He also confesses to being just slightly busier than he should be, managing and developing at least five embryo companies that consume most of his spare time, quite a large chunk of his personal wealth and even more of his personal energy. Despite all his business interests being potentially lucrative, he does not seem to be making as much from them as he deserves. Yet he seems to me to be very aware of his situation, and as happy as a pig in shit.

I think it is likely that we will become good friends. I have an affinity for clever, multi-tasking innovators and empathise completely with people who habitually throw themselves both feet first into everything that catches their interest. Charles Handy has a lot to answer for since he coined the phrase ‘portfolio working’. I don’t know who first thought up the term ‘serial entrepreneur’, but they clearly both had similar ideas in mind and probably deserve a good spanking too.

People with this sort of personality tend to take the view ‘because I can, I will’. It’s an extension of the old climbers’ rationale ‘Because it’s there’. Sadly, I find myself doing this far too often – If you catch me at it, please shoot me.

There are a couple of very important lessons to be gained from studying these people and their behaviour. The one that leaps out immediately is that if you have loads of good ideas, you need to be very good at delegating and have sufficient financial backing to allow you to do so.

The other lesson is much more subtle. That is, that you can’t tell an entrepreneur how he should run his business. I may be able to step in and tell a dozen ways to turn his ideas into cash flow or how to improve his return on capital. But what if he wants things the way they are? It’s his life, his time, his ideas, his passion.

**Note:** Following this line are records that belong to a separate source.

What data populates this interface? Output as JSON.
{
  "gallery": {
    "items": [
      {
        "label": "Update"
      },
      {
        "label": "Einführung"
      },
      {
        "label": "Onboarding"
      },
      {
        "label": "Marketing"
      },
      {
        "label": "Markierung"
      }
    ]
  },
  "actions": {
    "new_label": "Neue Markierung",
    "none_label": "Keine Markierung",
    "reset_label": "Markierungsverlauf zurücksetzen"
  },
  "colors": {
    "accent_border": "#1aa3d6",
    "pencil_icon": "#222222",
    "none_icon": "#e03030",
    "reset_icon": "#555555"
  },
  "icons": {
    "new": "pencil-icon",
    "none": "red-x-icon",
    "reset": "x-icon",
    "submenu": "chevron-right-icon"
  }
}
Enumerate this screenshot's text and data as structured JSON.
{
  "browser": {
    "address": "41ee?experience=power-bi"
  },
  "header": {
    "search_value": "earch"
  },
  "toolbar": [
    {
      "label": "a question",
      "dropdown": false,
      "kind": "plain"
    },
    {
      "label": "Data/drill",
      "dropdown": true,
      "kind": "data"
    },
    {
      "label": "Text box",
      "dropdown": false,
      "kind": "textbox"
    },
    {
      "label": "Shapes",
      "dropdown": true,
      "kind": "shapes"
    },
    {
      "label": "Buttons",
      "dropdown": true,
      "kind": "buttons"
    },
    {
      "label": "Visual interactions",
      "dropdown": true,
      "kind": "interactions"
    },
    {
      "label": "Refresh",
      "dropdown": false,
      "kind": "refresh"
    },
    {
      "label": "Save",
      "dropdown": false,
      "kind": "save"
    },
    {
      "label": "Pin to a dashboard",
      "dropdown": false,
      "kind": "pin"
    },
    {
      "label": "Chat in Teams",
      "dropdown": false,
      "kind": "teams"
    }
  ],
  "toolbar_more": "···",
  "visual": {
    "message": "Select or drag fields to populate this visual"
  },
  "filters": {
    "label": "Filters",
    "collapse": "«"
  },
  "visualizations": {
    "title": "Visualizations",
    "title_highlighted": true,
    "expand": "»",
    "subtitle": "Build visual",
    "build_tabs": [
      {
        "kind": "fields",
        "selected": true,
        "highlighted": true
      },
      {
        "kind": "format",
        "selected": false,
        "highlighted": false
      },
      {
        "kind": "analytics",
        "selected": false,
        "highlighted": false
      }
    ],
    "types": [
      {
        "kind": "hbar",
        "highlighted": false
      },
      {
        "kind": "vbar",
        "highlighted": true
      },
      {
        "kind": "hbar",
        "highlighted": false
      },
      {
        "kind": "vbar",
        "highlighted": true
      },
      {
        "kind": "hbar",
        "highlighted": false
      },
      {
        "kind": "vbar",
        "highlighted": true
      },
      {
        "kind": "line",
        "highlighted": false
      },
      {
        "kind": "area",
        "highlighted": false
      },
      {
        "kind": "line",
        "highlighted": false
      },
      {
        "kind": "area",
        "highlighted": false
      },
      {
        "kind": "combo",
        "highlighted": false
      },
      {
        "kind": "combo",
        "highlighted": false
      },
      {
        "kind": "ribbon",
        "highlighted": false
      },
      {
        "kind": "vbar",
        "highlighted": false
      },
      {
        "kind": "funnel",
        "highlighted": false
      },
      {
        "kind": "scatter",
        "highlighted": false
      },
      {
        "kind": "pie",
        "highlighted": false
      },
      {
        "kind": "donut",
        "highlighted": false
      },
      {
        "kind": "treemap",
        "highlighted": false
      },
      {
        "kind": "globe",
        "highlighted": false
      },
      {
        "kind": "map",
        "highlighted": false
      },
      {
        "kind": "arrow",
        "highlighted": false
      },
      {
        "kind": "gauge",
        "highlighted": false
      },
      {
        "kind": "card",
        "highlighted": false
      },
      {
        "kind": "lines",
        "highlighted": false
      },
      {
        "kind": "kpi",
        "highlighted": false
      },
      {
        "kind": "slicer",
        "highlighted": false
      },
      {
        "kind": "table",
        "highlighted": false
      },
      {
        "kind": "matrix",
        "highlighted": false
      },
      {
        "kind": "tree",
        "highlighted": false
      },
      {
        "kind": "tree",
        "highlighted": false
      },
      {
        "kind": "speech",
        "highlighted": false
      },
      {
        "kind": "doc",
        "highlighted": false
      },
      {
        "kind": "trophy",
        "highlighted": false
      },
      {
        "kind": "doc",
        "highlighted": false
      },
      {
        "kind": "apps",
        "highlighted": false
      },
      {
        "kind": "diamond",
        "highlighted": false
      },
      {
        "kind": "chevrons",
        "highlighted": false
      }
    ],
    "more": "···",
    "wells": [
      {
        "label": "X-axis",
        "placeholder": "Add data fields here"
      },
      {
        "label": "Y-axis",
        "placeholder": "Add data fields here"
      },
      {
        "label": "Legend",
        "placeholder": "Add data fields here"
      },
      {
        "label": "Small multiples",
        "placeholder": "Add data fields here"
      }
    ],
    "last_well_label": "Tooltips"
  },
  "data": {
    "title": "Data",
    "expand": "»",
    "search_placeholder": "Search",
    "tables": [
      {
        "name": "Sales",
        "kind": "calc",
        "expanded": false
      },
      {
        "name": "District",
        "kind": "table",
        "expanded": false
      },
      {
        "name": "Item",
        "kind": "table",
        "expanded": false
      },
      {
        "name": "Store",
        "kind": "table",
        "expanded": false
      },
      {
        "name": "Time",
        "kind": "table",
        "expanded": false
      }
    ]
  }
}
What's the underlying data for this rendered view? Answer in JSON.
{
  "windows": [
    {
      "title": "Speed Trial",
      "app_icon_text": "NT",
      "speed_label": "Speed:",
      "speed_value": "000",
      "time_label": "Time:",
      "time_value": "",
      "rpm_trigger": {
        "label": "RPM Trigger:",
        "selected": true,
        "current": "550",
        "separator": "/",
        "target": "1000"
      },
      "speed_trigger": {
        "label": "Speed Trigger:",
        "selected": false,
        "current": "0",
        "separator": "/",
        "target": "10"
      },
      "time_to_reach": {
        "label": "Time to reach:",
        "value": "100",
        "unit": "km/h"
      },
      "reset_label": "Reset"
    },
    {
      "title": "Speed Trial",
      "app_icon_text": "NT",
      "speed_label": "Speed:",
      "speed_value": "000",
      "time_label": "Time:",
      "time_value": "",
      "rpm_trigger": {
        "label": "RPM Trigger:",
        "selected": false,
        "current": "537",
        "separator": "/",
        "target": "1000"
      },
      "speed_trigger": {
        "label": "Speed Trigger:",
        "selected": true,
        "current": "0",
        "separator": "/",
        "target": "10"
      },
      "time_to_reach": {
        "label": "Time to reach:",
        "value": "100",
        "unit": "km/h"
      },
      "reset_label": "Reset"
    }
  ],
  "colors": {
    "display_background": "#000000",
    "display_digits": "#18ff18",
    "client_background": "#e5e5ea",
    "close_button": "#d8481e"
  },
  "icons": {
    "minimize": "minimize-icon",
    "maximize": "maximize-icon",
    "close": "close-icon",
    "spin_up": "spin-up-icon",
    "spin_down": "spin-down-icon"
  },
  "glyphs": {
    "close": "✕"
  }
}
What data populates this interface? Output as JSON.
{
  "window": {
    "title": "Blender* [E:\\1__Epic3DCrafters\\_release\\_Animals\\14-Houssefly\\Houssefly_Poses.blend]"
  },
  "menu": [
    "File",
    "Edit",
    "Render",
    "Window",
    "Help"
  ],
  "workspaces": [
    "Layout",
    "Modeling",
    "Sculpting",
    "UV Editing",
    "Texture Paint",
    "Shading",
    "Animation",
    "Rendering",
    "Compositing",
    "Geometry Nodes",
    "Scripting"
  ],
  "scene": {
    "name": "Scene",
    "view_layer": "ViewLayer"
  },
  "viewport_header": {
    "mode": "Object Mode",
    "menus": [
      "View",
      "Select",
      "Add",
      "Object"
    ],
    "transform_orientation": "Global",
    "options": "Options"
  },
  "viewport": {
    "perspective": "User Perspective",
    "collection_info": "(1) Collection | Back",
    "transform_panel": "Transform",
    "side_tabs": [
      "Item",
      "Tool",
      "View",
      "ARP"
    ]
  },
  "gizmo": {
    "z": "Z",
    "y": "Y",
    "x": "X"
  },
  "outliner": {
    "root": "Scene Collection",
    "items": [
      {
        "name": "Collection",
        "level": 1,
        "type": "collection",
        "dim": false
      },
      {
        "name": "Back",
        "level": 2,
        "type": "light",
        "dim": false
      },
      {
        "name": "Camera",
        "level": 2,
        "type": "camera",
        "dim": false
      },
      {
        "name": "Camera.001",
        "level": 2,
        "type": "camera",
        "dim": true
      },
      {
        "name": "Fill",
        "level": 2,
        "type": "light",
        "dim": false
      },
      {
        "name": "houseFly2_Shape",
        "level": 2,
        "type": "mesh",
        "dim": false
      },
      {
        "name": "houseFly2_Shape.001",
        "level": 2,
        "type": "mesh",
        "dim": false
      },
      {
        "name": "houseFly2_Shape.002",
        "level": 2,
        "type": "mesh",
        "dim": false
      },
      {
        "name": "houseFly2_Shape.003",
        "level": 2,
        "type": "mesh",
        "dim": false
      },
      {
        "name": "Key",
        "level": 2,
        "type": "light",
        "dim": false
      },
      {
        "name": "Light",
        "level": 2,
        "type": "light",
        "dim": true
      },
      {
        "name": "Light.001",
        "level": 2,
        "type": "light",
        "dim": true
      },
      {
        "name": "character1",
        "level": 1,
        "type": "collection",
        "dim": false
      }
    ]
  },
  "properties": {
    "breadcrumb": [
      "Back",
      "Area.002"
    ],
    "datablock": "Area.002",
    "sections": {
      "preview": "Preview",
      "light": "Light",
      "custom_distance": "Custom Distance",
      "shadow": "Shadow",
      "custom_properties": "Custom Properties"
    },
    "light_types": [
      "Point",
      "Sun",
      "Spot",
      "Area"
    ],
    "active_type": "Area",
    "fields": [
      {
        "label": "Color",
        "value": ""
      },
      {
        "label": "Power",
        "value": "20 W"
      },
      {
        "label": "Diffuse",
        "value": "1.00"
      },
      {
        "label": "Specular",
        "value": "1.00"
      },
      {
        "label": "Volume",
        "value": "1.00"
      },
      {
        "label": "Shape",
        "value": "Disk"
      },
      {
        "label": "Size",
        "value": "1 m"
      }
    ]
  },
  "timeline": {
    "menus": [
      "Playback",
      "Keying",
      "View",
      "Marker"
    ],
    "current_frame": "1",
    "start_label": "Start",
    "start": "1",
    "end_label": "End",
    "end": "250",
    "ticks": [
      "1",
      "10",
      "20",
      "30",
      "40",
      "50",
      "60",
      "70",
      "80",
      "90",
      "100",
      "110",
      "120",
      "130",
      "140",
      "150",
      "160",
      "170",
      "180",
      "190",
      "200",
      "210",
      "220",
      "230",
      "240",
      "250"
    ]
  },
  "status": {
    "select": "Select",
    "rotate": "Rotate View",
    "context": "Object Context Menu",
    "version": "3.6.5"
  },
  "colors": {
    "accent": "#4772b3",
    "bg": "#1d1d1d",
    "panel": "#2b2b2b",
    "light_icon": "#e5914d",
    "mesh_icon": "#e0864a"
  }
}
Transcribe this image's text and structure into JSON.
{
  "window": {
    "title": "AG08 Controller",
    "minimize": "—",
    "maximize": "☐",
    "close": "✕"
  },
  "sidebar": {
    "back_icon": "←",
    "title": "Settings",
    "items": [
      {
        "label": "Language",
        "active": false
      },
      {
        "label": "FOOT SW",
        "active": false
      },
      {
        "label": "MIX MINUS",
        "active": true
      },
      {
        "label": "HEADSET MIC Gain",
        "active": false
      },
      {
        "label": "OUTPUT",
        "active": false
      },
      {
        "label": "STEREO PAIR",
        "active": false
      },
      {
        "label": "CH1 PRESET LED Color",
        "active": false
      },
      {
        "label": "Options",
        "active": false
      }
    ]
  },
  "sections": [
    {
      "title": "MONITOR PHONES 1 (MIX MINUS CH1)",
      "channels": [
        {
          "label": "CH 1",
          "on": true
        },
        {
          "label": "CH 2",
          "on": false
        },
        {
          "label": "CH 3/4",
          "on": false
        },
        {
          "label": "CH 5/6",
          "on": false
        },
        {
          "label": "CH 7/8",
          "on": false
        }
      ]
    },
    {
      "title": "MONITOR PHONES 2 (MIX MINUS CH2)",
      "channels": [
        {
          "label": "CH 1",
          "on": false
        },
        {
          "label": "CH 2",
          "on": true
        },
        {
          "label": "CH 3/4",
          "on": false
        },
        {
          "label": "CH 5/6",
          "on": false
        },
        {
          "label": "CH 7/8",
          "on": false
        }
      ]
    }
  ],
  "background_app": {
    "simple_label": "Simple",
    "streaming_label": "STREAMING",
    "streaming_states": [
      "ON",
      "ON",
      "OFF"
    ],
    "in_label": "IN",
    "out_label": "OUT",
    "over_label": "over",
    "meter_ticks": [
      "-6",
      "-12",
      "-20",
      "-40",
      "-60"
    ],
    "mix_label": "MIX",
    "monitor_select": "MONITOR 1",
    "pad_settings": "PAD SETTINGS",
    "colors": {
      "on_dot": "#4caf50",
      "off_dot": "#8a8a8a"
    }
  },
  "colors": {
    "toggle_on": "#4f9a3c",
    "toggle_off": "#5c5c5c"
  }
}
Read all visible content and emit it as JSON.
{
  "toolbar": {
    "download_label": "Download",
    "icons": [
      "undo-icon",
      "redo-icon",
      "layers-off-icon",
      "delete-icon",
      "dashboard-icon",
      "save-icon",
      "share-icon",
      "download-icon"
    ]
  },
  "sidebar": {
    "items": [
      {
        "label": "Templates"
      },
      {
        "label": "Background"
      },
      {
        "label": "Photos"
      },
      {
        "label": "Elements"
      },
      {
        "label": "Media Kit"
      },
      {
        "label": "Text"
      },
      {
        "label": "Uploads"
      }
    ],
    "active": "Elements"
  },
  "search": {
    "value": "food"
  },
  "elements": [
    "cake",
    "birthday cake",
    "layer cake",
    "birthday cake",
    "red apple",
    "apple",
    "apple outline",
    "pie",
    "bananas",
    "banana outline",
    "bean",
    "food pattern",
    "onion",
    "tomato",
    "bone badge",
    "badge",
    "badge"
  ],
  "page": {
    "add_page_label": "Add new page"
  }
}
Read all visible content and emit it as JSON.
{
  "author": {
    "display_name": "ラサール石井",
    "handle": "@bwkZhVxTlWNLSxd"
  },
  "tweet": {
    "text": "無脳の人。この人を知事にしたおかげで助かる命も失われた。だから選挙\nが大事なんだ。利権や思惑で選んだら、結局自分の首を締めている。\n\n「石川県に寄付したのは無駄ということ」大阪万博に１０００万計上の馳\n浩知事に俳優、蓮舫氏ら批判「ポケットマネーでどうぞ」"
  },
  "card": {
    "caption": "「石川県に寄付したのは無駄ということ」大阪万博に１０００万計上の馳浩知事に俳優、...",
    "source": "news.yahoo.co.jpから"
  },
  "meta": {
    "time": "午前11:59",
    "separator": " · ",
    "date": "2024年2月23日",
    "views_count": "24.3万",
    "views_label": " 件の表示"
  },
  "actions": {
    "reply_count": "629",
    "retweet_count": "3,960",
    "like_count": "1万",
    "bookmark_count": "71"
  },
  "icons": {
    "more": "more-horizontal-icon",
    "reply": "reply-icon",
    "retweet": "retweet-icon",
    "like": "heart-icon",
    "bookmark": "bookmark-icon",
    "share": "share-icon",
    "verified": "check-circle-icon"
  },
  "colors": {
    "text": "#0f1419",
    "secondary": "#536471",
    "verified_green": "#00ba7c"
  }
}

These principles scale up even to the largest enterprises.

The classic business school strategy is to focus on the core capabilities of the organisation: Don’t dabble; Jettison every part of operations that dilute your return of capital or distract your managers. But the underlying assumption here is that the organisation exists to make profit – and that may not be the case. Even if it were to be a substantial part of its raison d’être, the ability to make money may be based on its ability to look after its customers, its staff and other players in its business environment. Many organisations function beautifully because senior managers know how to maintain a balance between the needs of both the stakeholders and stockholders.

Senior managers at The Post Office, take note.